Printer Security: A security risk under the radar screen

With stories of businesses’ networks being hacked generating more and more headlines, the printers and multifunction devices sitting in our offices have gotten overlooked.  While IT decision makers focus their attention on doing a better job of locking down PCs and their networks, hackers are looking for further opportunities to get past those measures.  Without a watchful eye on those multifunction devices they are left exposed, and hackers are setting their sights on them.

Think about the plethora of documents that end up being printed on your multifunction machines – all types of confidential information, employee records, customer data, classified documents, etc.  How many of the documents being printed on your unsecure printers would be a gold mine of information for a hacker?

The problem

The features multifunction printers have today make them equivalent to powerful computers.  This functionality also makes them attractive to hackers.  For example, multifunction devices integrate into print management systems and networks, some integrate with apps for features like mobile printing or saving to the cloud, and some have local storage capabilities that were once only available on computers.

To further complicate the vulnerabilities, many printers have no restrictions on who can print to them, especially in environments where many people share devices (like schools, universities, etc.).
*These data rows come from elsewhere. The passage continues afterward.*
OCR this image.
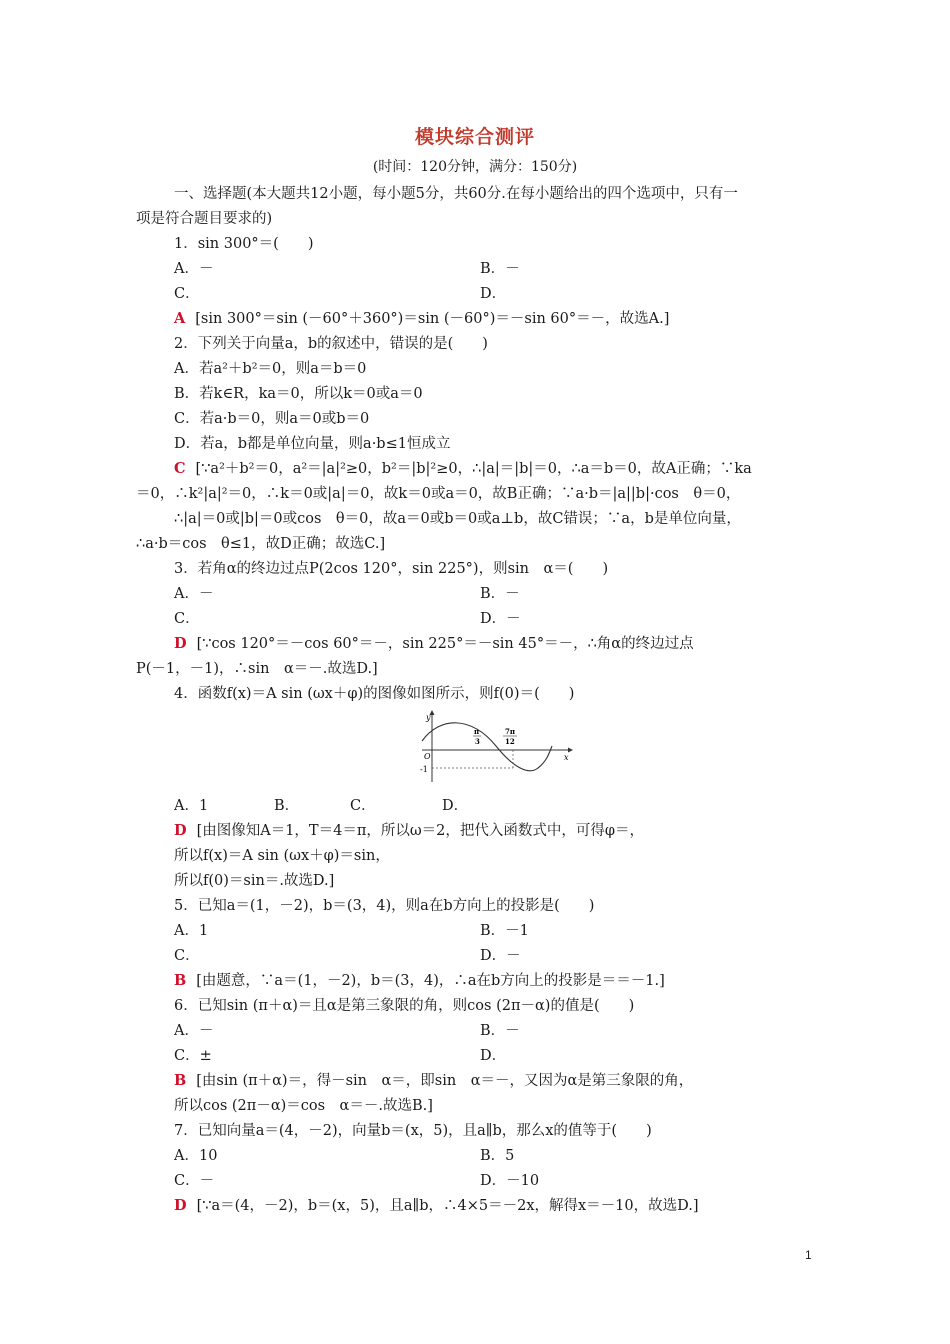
模块综合测评
(时间：120分钟，满分：150分)
一、选择题(本大题共12小题，每小题5分，共60分.在每小题给出的四个选项中，只有一
项是符合题目要求的)
1．sin 300°＝(　　)
A．－	B．－
C．	D．
A [sin 300°＝sin (－60°＋360°)＝sin (－60°)＝－sin 60°＝－，故选A.]
2．下列关于向量a，b的叙述中，错误的是(　　)
A．若a²＋b²＝0，则a＝b＝0
B．若k∈R，ka＝0，所以k＝0或a＝0
C．若a·b＝0，则a＝0或b＝0
D．若a，b都是单位向量，则a·b≤1恒成立
C [∵a²＋b²＝0，a²＝|a|²≥0，b²＝|b|²≥0，∴|a|＝|b|＝0，∴a＝b＝0，故A正确；∵ka
＝0，∴k²|a|²＝0，∴k＝0或|a|＝0，故k＝0或a＝0，故B正确；∵a·b＝|a||b|·cos　θ＝0，
∴|a|＝0或|b|＝0或cos　θ＝0，故a＝0或b＝0或a⊥b，故C错误；∵a，b是单位向量，
∴a·b＝cos　θ≤1，故D正确；故选C.]
3．若角α的终边过点P(2cos 120°，sin 225°)，则sin　α＝(　　)
A．－	B．－
C．	D．－
D [∵cos 120°＝－cos 60°＝－，sin 225°＝－sin 45°＝－，∴角α的终边过点
P(－1，－1)，∴sin　α＝－.故选D.]
4．函数f(x)＝A sin (ωx＋φ)的图像如图所示，则f(0)＝(　　)
y
x
O
-1
π
3
7π
12
A．1	B．	C．	D．
D [由图像知A＝1，T＝4＝π，所以ω＝2，把代入函数式中，可得φ＝，
所以f(x)＝A sin (ωx＋φ)＝sin，
所以f(0)＝sin＝.故选D.]
5．已知a＝(1，－2)，b＝(3，4)，则a在b方向上的投影是(　　)
A．1	B．－1
C．	D．－
B [由题意，∵a＝(1，－2)，b＝(3，4)，∴a在b方向上的投影是＝＝－1.]
6．已知sin (π＋α)＝且α是第三象限的角，则cos (2π－α)的值是(　　)
A．－	B．－
C．±	D．
B [由sin (π＋α)＝，得－sin　α＝，即sin　α＝－，又因为α是第三象限的角，
所以cos (2π－α)＝cos　α＝－.故选B.]
7．已知向量a＝(4，－2)，向量b＝(x，5)，且a∥b，那么x的值等于(　　)
A．10	B．5
C．－	D．－10
D [∵a＝(4，－2)，b＝(x，5)，且a∥b，∴4×5＝－2x，解得x＝－10，故选D.]
1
Hackers sending offensive documents to print on those machines may not only offend people using those devices, but they will waste paper, and worse yet, those hackers may have access to the other documents printed  or scanned on that machine.
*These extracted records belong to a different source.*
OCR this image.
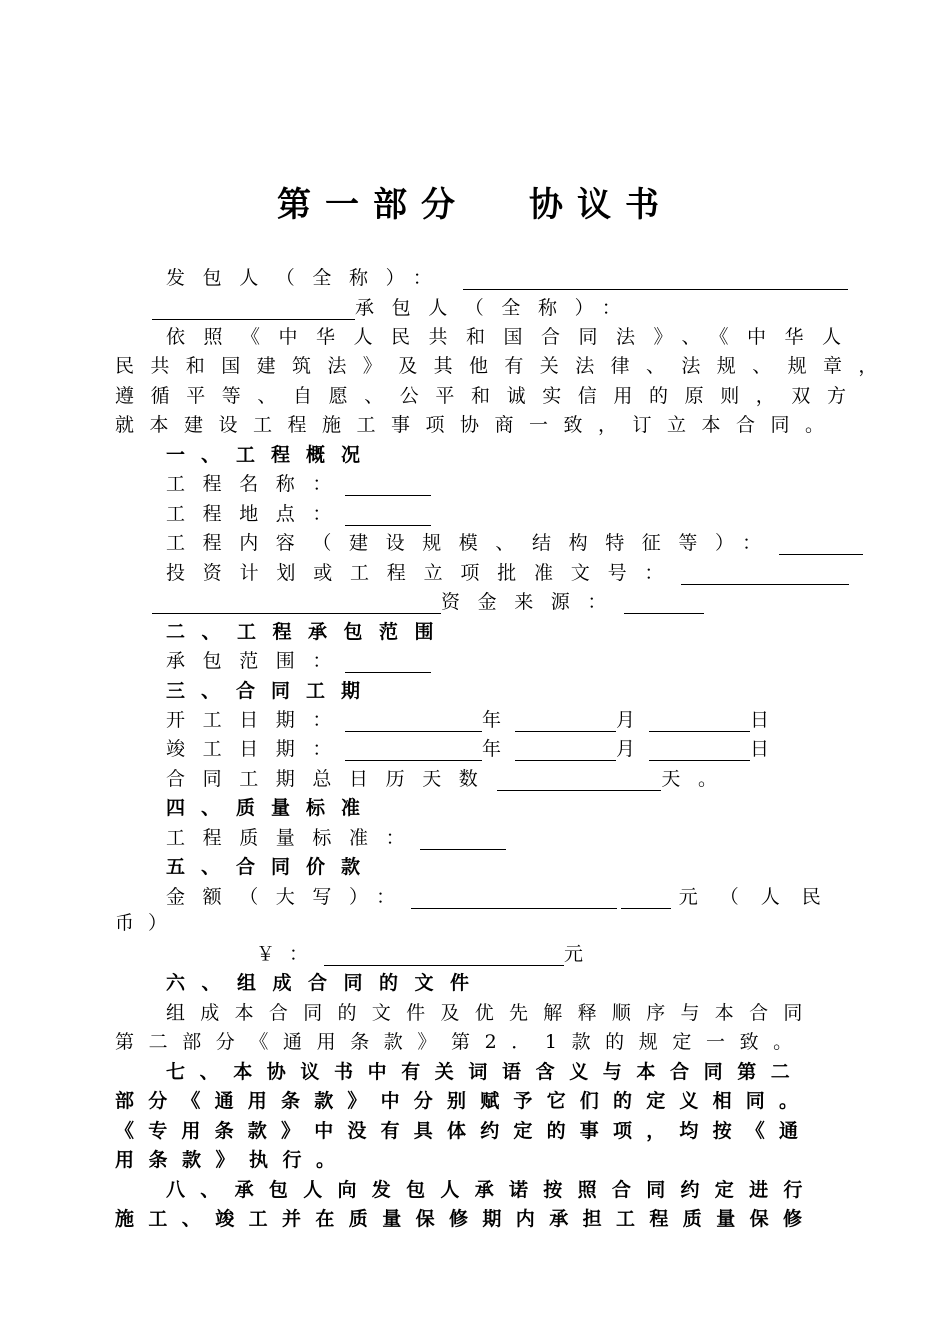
第一部分 协议书
发包人（全称）：
承包人（全称）：
依照《中华人民共和国合同法》、《中华人
民共和国建筑法》及其他有关法律、法规、规章，
遵循平等、自愿、公平和诚实信用的原则，双方
就本建设工程施工事项协商一致，订立本合同。
一、工程概况
工程名称：
工程地点：
工程内容（建设规模、结构特征等）：
投资计划或工程立项批准文号：
资金来源：
二、工程承包范围
承包范围：
三、合同工期
开工日期：	年	月	日
竣工日期：	年	月	日
合同工期总日历天数	天。
四、质量标准
工程质量标准：
五、合同价款
金额（大写）：	元（人民
币）
￥：	元
六、组成合同的文件
组成本合同的文件及优先解释顺序与本合同
第二部分《通用条款》第2．1款的规定一致。
七、本协议书中有关词语含义与本合同第二
部分《通用条款》中分别赋予它们的定义相同。
《专用条款》中没有具体约定的事项，均按《通
用条款》执行。
八、承包人向发包人承诺按照合同约定进行
施工、竣工并在质量保修期内承担工程质量保修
There are additional risks caused by multifunction printers:

  • Many printers have default passwords or no passwords at all. Or, many use the same password.
  • Too often printers are located outside the network firewall.
  • Brands vary and some may not offer appropriate security settings.
  • Businesses don’t activate printer security or install security upgrades.

What to do

The first thing to do is understand the problem and realize that your unsecured printers and multifunction devices can cause a security risk.  By virtue of you reading this article, you may have the box checked.
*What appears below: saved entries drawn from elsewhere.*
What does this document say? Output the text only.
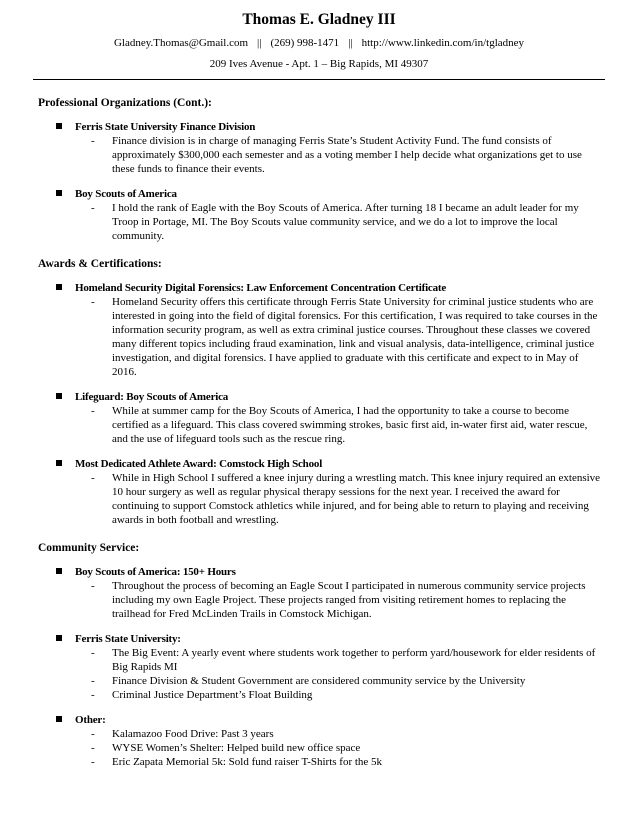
Thomas E. Gladney III
Gladney.Thomas@Gmail.com || (269) 998-1471 || http://www.linkedin.com/in/tgladney
209 Ives Avenue - Apt. 1 – Big Rapids, MI 49307
Professional Organizations (Cont.):
Ferris State University Finance Division
- Finance division is in charge of managing Ferris State’s Student Activity Fund. The fund consists of approximately $300,000 each semester and as a voting member I help decide what organizations get to use these funds to finance their events.
Boy Scouts of America
- I hold the rank of Eagle with the Boy Scouts of America. After turning 18 I became an adult leader for my Troop in Portage, MI. The Boy Scouts value community service, and we do a lot to improve the local community.
Awards & Certifications:
Homeland Security Digital Forensics: Law Enforcement Concentration Certificate
- Homeland Security offers this certificate through Ferris State University for criminal justice students who are interested in going into the field of digital forensics. For this certification, I was required to take courses in the information security program, as well as extra criminal justice courses. Throughout these classes we covered many different topics including fraud examination, link and visual analysis, data-intelligence, criminal justice investigation, and digital forensics. I have applied to graduate with this certificate and expect to in May of 2016.
Lifeguard: Boy Scouts of America
- While at summer camp for the Boy Scouts of America, I had the opportunity to take a course to become certified as a lifeguard. This class covered swimming strokes, basic first aid, in-water first aid, water rescue, and the use of lifeguard tools such as the rescue ring.
Most Dedicated Athlete Award: Comstock High School
- While in High School I suffered a knee injury during a wrestling match. This knee injury required an extensive 10 hour surgery as well as regular physical therapy sessions for the next year. I received the award for continuing to support Comstock athletics while injured, and for being able to return to playing and receiving awards in both football and wrestling.
Community Service:
Boy Scouts of America: 150+ Hours
- Throughout the process of becoming an Eagle Scout I participated in numerous community service projects including my own Eagle Project. These projects ranged from visiting retirement homes to replacing the trailhead for Fred McLinden Trails in Comstock Michigan.
Ferris State University:
- The Big Event: A yearly event where students work together to perform yard/housework for elder residents of Big Rapids MI
- Finance Division & Student Government are considered community service by the University
- Criminal Justice Department’s Float Building
Other:
- Kalamazoo Food Drive: Past 3 years
- WYSE Women’s Shelter: Helped build new office space
- Eric Zapata Memorial 5k: Sold fund raiser T-Shirts for the 5k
The next thing to do is important – Develop and implement a strategy for securing printers in your business.  Then commit to proactively updating those policies, procedures, and technologies.  If you don’t have internal specialists, consider working with an external partner.  Ask your printer partner what they can offer in terms of printer security or consult with your IT partner.  Your goal is to put policies in place for your printers to mitigate data security risks.

Some of the things you should address in your strategy and policies include:

  • Determine which features and functionality are needed in your business. Disable those you don’t need and properly configure and secure the functionality you need.
  • Configure your printers to allow access from approved networks and devices. It is not a good idea to have access to the Internet.
  • Change the default password to the administration control panel webpage.
  • Update and patch your multifunction devices and printers.
  • Make sure you have the right printer for the right needs. Large shared printers have robust functionality including storing data on hard drives, disk encryption, and erasing data after the print job is done.

 

We love our multifunction printers.  With printing, copying, scanning, faxing, document storage, and other mission critical functionality we simply can’t do without them.  We do, however, need to be aware of the vulnerabilities they produce if not properly secured.  Get ahead of the hackers and get a printer security program in place.